The long war against Islamist extremism is not going well. It can’t, because we are fighting what amounts to an insurgency against the existing state system principally with military means. Drones and air strikes are killing lots of militants, and I am even prepared to believe that the collateral damage to innocents is minimized, whatever that means. But extremist recruitment is more than keeping up with extremist losses. We are making more enemies than we are killing. Insurgencies thrive on that.
The Obama administration is apparently prepared to make things worse, as it now leans towards supporting UN and Russian peace initiatives in Syria that are premised on allowing Bashar al Asad to stay in power.
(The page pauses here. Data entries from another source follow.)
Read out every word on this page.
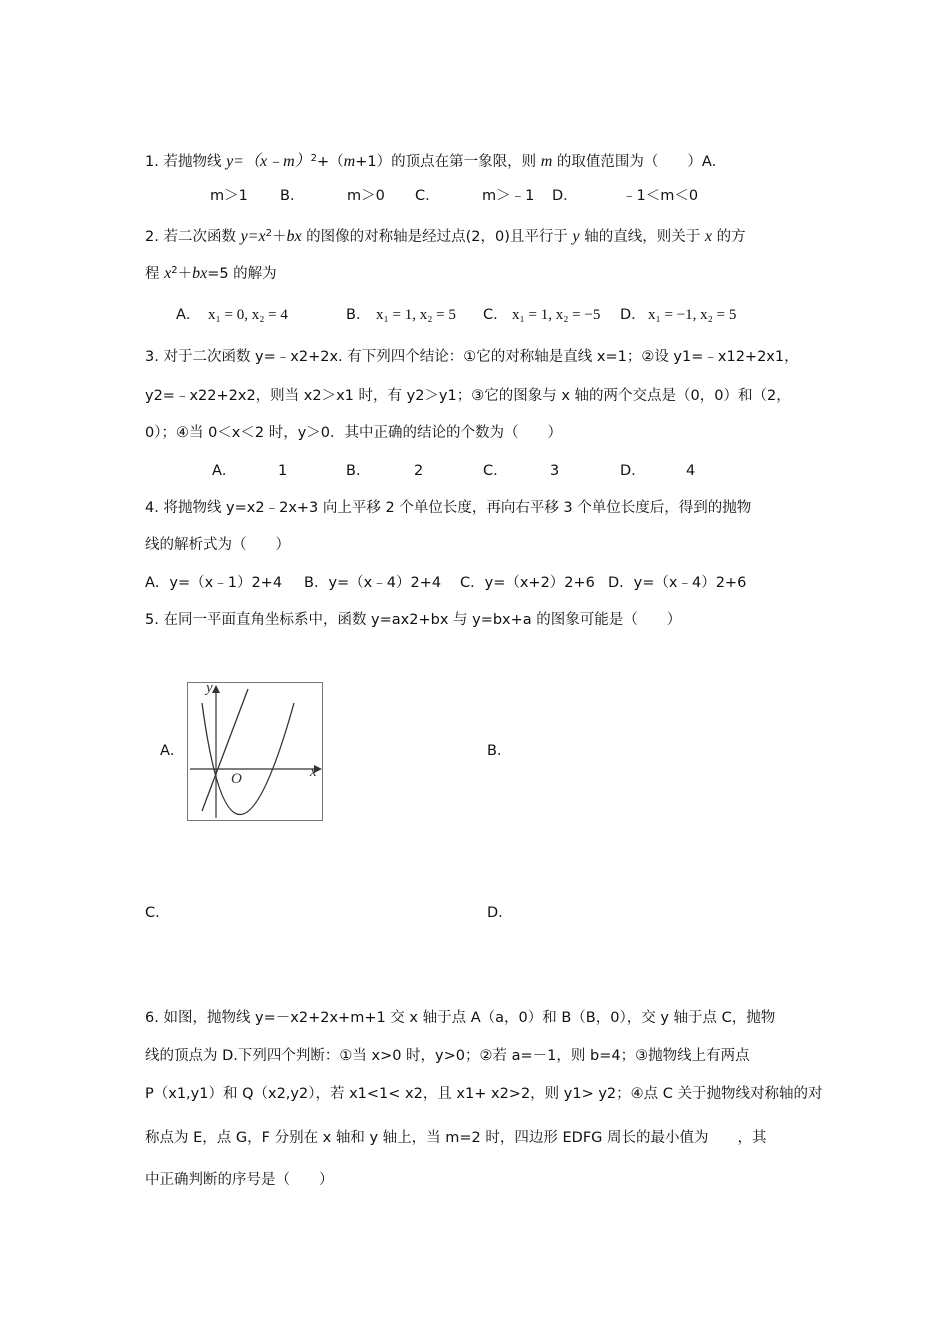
1. 若抛物线 y=（x﹣m）$^2$+（m+1）的顶点在第一象限，则 m 的取值范围为（　　）A．
m＞1 B．	m＞0 C．	m＞﹣1 D．	﹣1＜m＜0
2. 若二次函数 $y=x^2+bx$ 的图像的对称轴是经过点(2，0)且平行于 y 轴的直线，则关于 x 的方
程 $x^2+bx=5$ 的解为
A． x₁ = 0, x₂ = 4	B． x₁ = 1, x₂ = 5 C． x₁ = 1, x₂ = −5 D． x₁ = −1, x₂ = 5
3. 对于二次函数 y=﹣x2+2x. 有下列四个结论：①它的对称轴是直线 x=1；②设 y1=﹣x12+2x1，
y2=﹣x22+2x2，则当 x2＞x1 时，有 y2＞y1；③它的图象与 x 轴的两个交点是（0，0）和（2，
0）；④当 0＜x＜2 时，y＞0．其中正确的结论的个数为（　　）
A．	1	B．	2	C．	3	D．	4
4. 将抛物线 y=x2﹣2x+3 向上平移 2 个单位长度，再向右平移 3 个单位长度后，得到的抛物
线的解析式为（　　）
A．y=（x﹣1）2+4 B．y=（x﹣4）2+4 C．y=（x+2）2+6 D．y=（x﹣4）2+6
5. 在同一平面直角坐标系中，函数 y=ax2+bx 与 y=bx+a 的图象可能是（　　）
A．
y
x
O
B．
C．	D．
6. 如图，抛物线 y=－x2+2x+m+1 交 x 轴于点 A（a，0）和 B（B，0），交 y 轴于点 C，抛物
线的顶点为 D.下列四个判断：①当 x>0 时，y>0；②若 a=－1，则 b=4；③抛物线上有两点
P（x1,y1）和 Q（x2,y2），若 x1<1< x2，且 x1+ x2>2，则 y1> y2；④点 C 关于抛物线对称轴的对
称点为 E，点 G，F 分别在 x 轴和 y 轴上，当 m=2 时，四边形 EDFG 周长的最小值为　　，其
中正确判断的序号是（　　）
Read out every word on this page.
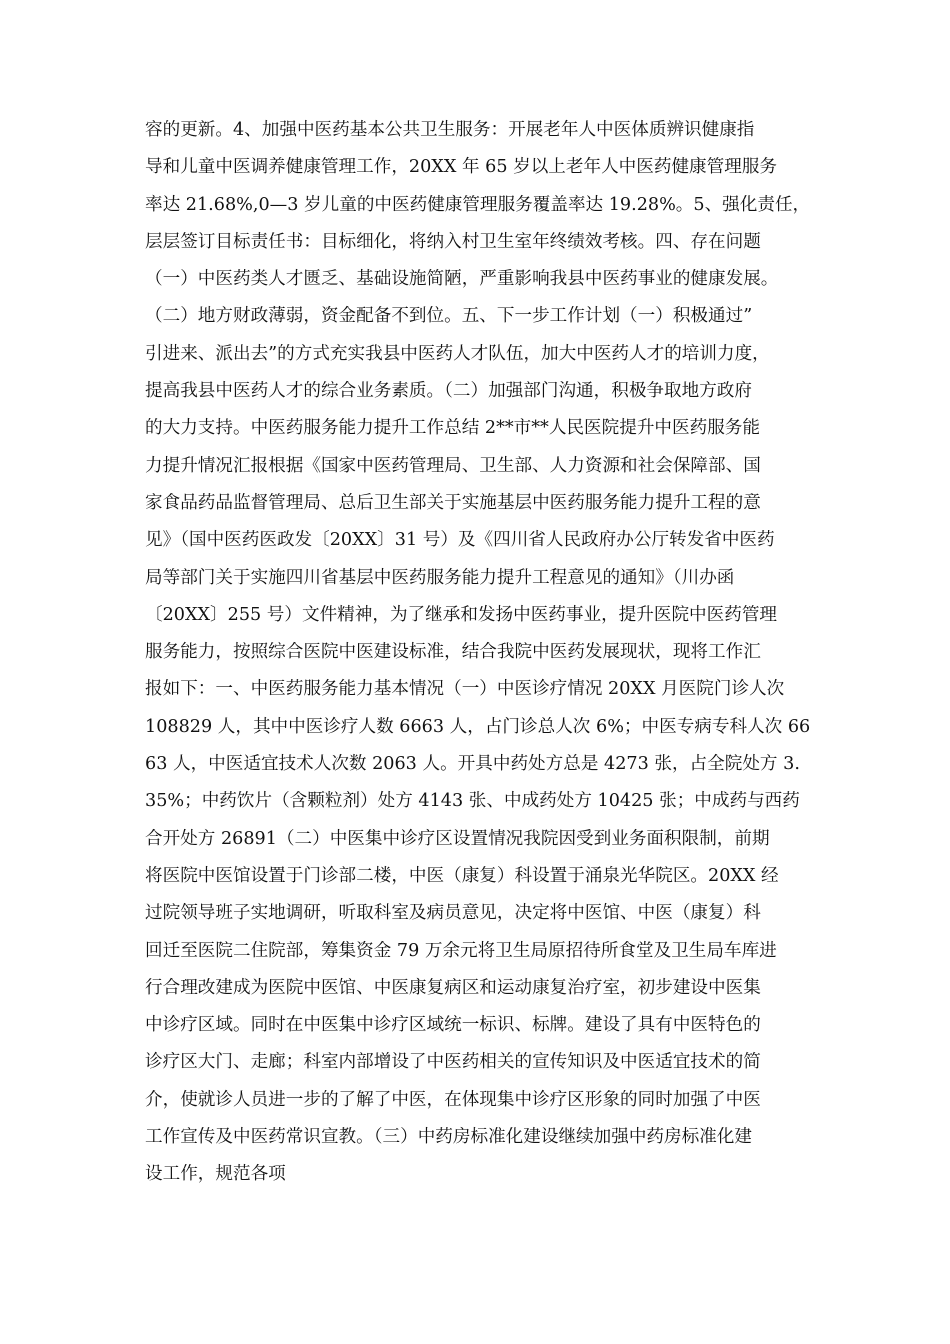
容的更新。4、加强中医药基本公共卫生服务：开展老年人中医体质辨识健康指
导和儿童中医调养健康管理工作，20XX 年 65 岁以上老年人中医药健康管理服务
率达 21.68%,0—3 岁儿童的中医药健康管理服务覆盖率达 19.28%。5、强化责任，
层层签订目标责任书：目标细化，将纳入村卫生室年终绩效考核。四、存在问题
（一）中医药类人才匮乏、基础设施简陋，严重影响我县中医药事业的健康发展。
（二）地方财政薄弱，资金配备不到位。五、下一步工作计划（一）积极通过”
引进来、派出去”的方式充实我县中医药人才队伍，加大中医药人才的培训力度，
提高我县中医药人才的综合业务素质。（二）加强部门沟通，积极争取地方政府
的大力支持。中医药服务能力提升工作总结 2**市**人民医院提升中医药服务能
力提升情况汇报根据《国家中医药管理局、卫生部、人力资源和社会保障部、国
家食品药品监督管理局、总后卫生部关于实施基层中医药服务能力提升工程的意
见》（国中医药医政发〔20XX〕31 号）及《四川省人民政府办公厅转发省中医药
局等部门关于实施四川省基层中医药服务能力提升工程意见的通知》（川办函
〔20XX〕255 号）文件精神，为了继承和发扬中医药事业，提升医院中医药管理
服务能力，按照综合医院中医建设标准，结合我院中医药发展现状，现将工作汇
报如下：一、中医药服务能力基本情况（一）中医诊疗情况 20XX 月医院门诊人次
108829 人，其中中医诊疗人数 6663 人，占门诊总人次 6%；中医专病专科人次 66
63 人，中医适宜技术人次数 2063 人。开具中药处方总是 4273 张，占全院处方 3.
35%；中药饮片（含颗粒剂）处方 4143 张、中成药处方 10425 张；中成药与西药
合开处方 26891（二）中医集中诊疗区设置情况我院因受到业务面积限制，前期
将医院中医馆设置于门诊部二楼，中医（康复）科设置于涌泉光华院区。20XX 经
过院领导班子实地调研，听取科室及病员意见，决定将中医馆、中医（康复）科
回迁至医院二住院部，筹集资金 79 万余元将卫生局原招待所食堂及卫生局车库进
行合理改建成为医院中医馆、中医康复病区和运动康复治疗室，初步建设中医集
中诊疗区域。同时在中医集中诊疗区域统一标识、标牌。建设了具有中医特色的
诊疗区大门、走廊；科室内部增设了中医药相关的宣传知识及中医适宜技术的简
介，使就诊人员进一步的了解了中医，在体现集中诊疗区形象的同时加强了中医
工作宣传及中医药常识宣教。（三）中药房标准化建设继续加强中药房标准化建
设工作，规范各项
The Islamic State will welcome that, as it will push relative moderates in their direction and weaken the prospects for a democratic transition. Bashar has shown no inclination to fight ISIS and will continue to focus his regime’s efforts against democracy advocates.
President Obama knows what it takes to shrink extremist appeal: states that protect their populations with rule of law and govern inclusively and transparently. This is the opposite of what Bashar al Asad, and his father, have done. But President Obama has no confidence the US or anyone in the international community can build such states in a matter of months or even years. So he does what comes naturally to those whose strongest available means is military power: he uses it to achieve short-term objectives, knowing that its use is counter-productive in the longer term.
But producing more enemies than you can kill is not a strategy that works forever. The Union is recovering from a devastating economic crisis and can now afford to take a fresh look at its foreign policy priorities. I’ll be with the President when he calls tonight for completion of the big new trade and investment agreement with Europe (TTIP) and its counterpart in the Pacific (TTP). These are good things that can find support on both sides of the aisle, among Democrats and Republicans.
I’ll groan when he calls for a new Authorization to Use Military Force (AUMF) but says little or nothing about building the kind of states in the Greater Middle East that are needed to immunize the region against extremism. Support for restoration of autocracy in Egypt and for Gulf monarchies is not a policy that will counter extremism. We are guaranteeing that things are going to get worse before they get better.